Everyone curses the tax man, but Romanian witches angry about having to pay up are planning to use cat excrement and dead dogs to cast spells on the country’s government, which has introduced a new levy on those practicing the paranormal.

Superstitions are no laughing matter in Romania – the land of the medieval ruler who inspired the Dracula tale – and have been part of its culture for centuries. President Traian Basescu and his aides have even been known to wear purple on certain days, supposedly to ward off evil.

Romanian witches from the east and west went to the country’s southern plains and the Danube river yesterday to threaten the government with spells and spirits because of the tax law, which came into effect on 1 January.

A dozen witches hurled the poisonous mandrake plant into the Danube to put a hex on government officials “so evil will befall them”, said a witch named Alisia. She added: “What is there to tax, when we hardly earn anything? The lawmakers don’t look at themselves, at how much they make, their tricks; they steal and they come to us asking us to put spells on their enemies.”

So, at a minimum, don’t drink from the Danube for a while. And lawmakers, you might want to go all purple, all the time. Got any purple skivvies?

The new law is part of the government’s drive to collect more revenue and crack down on tax evasion in a country that is in recession.

In the past, the less mainstream professions of witch, astrologer and fortune teller were not listed in the Romanian labour code. People who worked in those jobs used their lack of registration to evade income tax.

Under the new law, like any self-employed person, they will pay 16 per cent income tax and make contributions to health and pension programmes. But the law may be hard to enforce as payments to witches and astrologers are usually made in cash and relatively small.

Okay, so it’s virtually unenforceable. For this, lawmakers are willing to give up their entire non-purple wardrobe?

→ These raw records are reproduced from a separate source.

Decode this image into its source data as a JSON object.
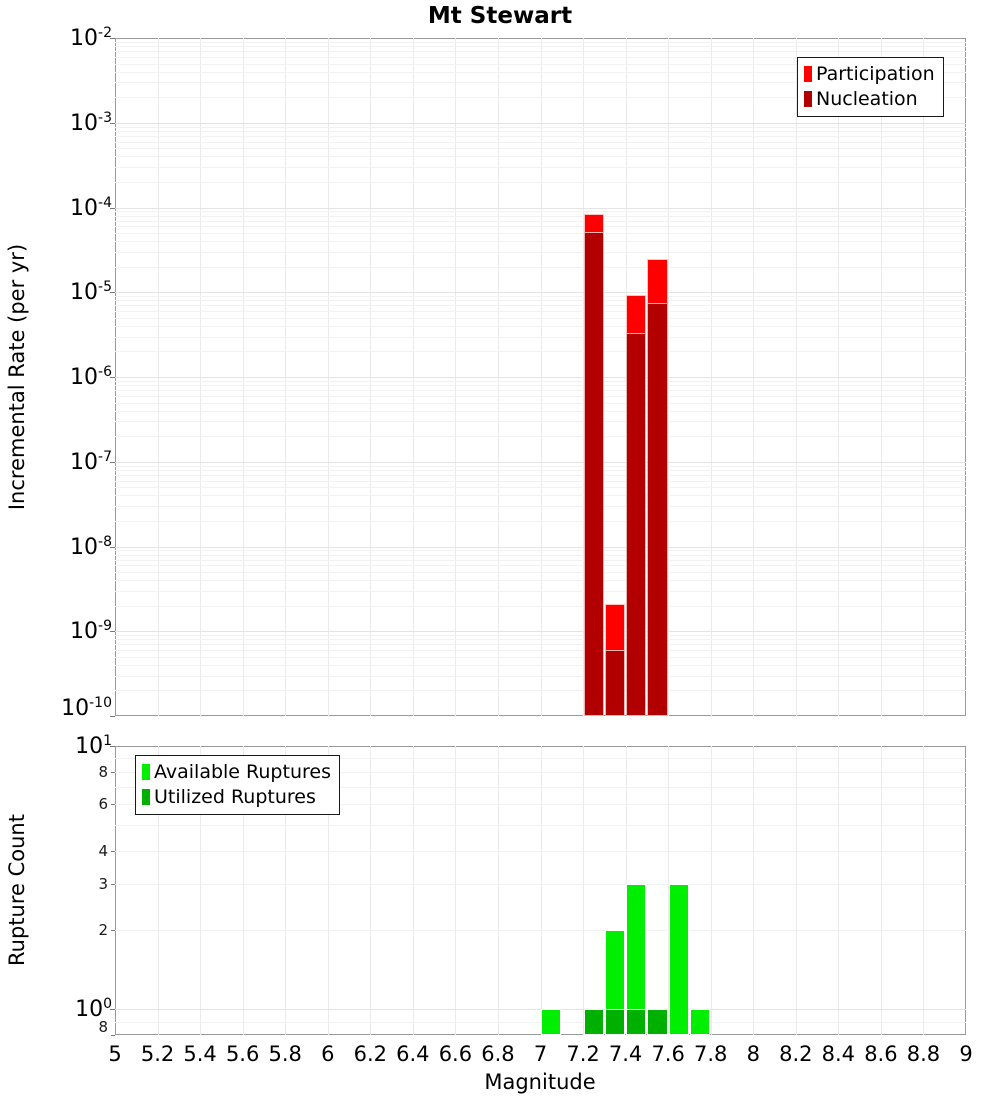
{
  "title": "Mt Stewart",
  "axes": {
    "x": {
      "label": "Magnitude",
      "min": 5,
      "max": 9,
      "tick_step": 0.2,
      "tick_labels": [
        "5",
        "5.2",
        "5.4",
        "5.6",
        "5.8",
        "6",
        "6.2",
        "6.4",
        "6.6",
        "6.8",
        "7",
        "7.2",
        "7.4",
        "7.6",
        "7.8",
        "8",
        "8.2",
        "8.4",
        "8.6",
        "8.8",
        "9"
      ]
    },
    "rate_y": {
      "label": "Incremental Rate (per yr)",
      "scale": "log",
      "min": 1e-10,
      "max": 0.01,
      "tick_base": "10",
      "tick_exponents": [
        "-2",
        "-3",
        "-4",
        "-5",
        "-6",
        "-7",
        "-8",
        "-9",
        "-10"
      ]
    },
    "count_y": {
      "label": "Rupture Count",
      "scale": "log",
      "min": 0.8,
      "max": 10,
      "tick_base": "10",
      "major_ticks": [
        {
          "exp": "1",
          "value": 10
        },
        {
          "exp": "0",
          "value": 1
        }
      ],
      "minor_ticks": [
        {
          "label": "8",
          "value": 8
        },
        {
          "label": "6",
          "value": 6
        },
        {
          "label": "4",
          "value": 4
        },
        {
          "label": "3",
          "value": 3
        },
        {
          "label": "2",
          "value": 2
        },
        {
          "label": "8",
          "value": 0.8
        }
      ]
    }
  },
  "chart_data": [
    {
      "type": "bar",
      "name": "incremental-rate-histogram",
      "title": "Mt Stewart",
      "xlabel": "Magnitude",
      "ylabel": "Incremental Rate (per yr)",
      "yscale": "log",
      "ylim": [
        1e-10,
        0.01
      ],
      "xlim": [
        5,
        9
      ],
      "bin_width": 0.1,
      "legend_position": "top-right",
      "grid": true,
      "series": [
        {
          "name": "Participation",
          "color": "#ff0000",
          "edge": "#ffc2c2",
          "bins": [
            {
              "x": 7.2,
              "y": 8.3e-05
            },
            {
              "x": 7.3,
              "y": 2.1e-09
            },
            {
              "x": 7.4,
              "y": 9.3e-06
            },
            {
              "x": 7.5,
              "y": 2.5e-05
            }
          ]
        },
        {
          "name": "Nucleation",
          "color": "#b20000",
          "edge": "#eab4b4",
          "bins": [
            {
              "x": 7.2,
              "y": 5.2e-05
            },
            {
              "x": 7.3,
              "y": 6e-10
            },
            {
              "x": 7.4,
              "y": 3.3e-06
            },
            {
              "x": 7.5,
              "y": 7.5e-06
            }
          ]
        }
      ]
    },
    {
      "type": "bar",
      "name": "rupture-count-histogram",
      "xlabel": "Magnitude",
      "ylabel": "Rupture Count",
      "yscale": "log",
      "ylim": [
        0.8,
        10
      ],
      "xlim": [
        5,
        9
      ],
      "bin_width": 0.1,
      "legend_position": "top-left",
      "grid": true,
      "series": [
        {
          "name": "Available Ruptures",
          "color": "#00ee00",
          "edge": "#ffffff",
          "bins": [
            {
              "x": 7.0,
              "y": 1
            },
            {
              "x": 7.2,
              "y": 1
            },
            {
              "x": 7.3,
              "y": 2
            },
            {
              "x": 7.4,
              "y": 3
            },
            {
              "x": 7.5,
              "y": 1
            },
            {
              "x": 7.6,
              "y": 3
            },
            {
              "x": 7.7,
              "y": 1
            }
          ]
        },
        {
          "name": "Utilized Ruptures",
          "color": "#00b000",
          "edge": "#ffffff",
          "bins": [
            {
              "x": 7.2,
              "y": 1
            },
            {
              "x": 7.3,
              "y": 1
            },
            {
              "x": 7.4,
              "y": 1
            },
            {
              "x": 7.5,
              "y": 1
            }
          ]
        }
      ]
    }
  ],
  "colors": {
    "participation": "#ff0000",
    "nucleation": "#b20000",
    "available": "#00ee00",
    "utilized": "#00b000",
    "grid_minor": "#f2f2f2",
    "grid_major": "#e4e4e4",
    "grid_vertical": "#ebebeb",
    "panel_border": "#999999"
  }
}
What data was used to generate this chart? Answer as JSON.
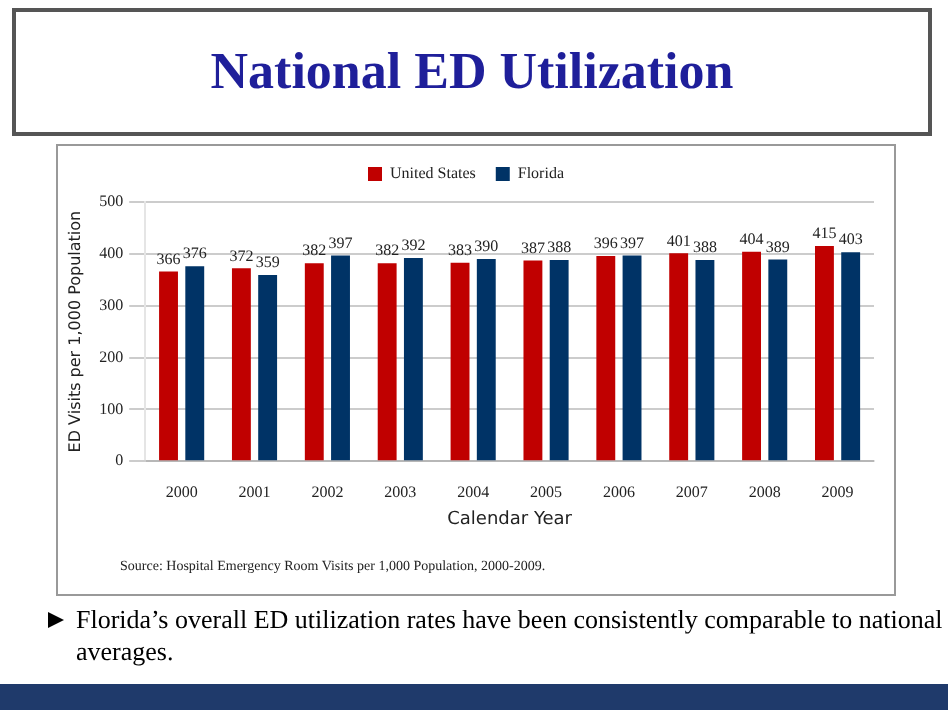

Supporters of Mircea Geoana, who lost the presidential race to Basescu in 2009, blamed his defeat on attacks of negative energy by their opponent’s aides. Geoana aide Viorel Hrebenciuc alleged there was a “violet flame” conspiracy during the campaign, saying Basescu and other aides dressed in purple on Thursdays to increase his chance of victory. They continue to be seen wearing purple clothing on important days because the colour supposedly makes the wearer superior and wards off evil.

This isn’t new in Romanian politics.

Such spiritualism has long been tolerated by the Orthodox Church in Romania, and the late Communist dictator Nicolae Ceausescu and his wife, Elena, had their own personal witch.

Queen witch Bratara Buzea, 63, who was imprisoned in 1977 for witchcraft under Ceausescu’s regime, is furious about the new law. Sitting cross-legged in her villa in the lake resort of Mogosoaia, just north of Bucharest, she said she planned to cast a spell using a particularly effective concoction of cat excrement and dead dog, accompanied by a chorus of witches.

Cat excrement and dead dog? It’s certainly not “a dog’s life” in Romania (at least not when the recipe dictates).

“We do harm to those who harm us,” she said. “They want to take the country out of this crisis using us? They should get us out of the crisis because they brought us into it.” She added ominously: “My curses always work.”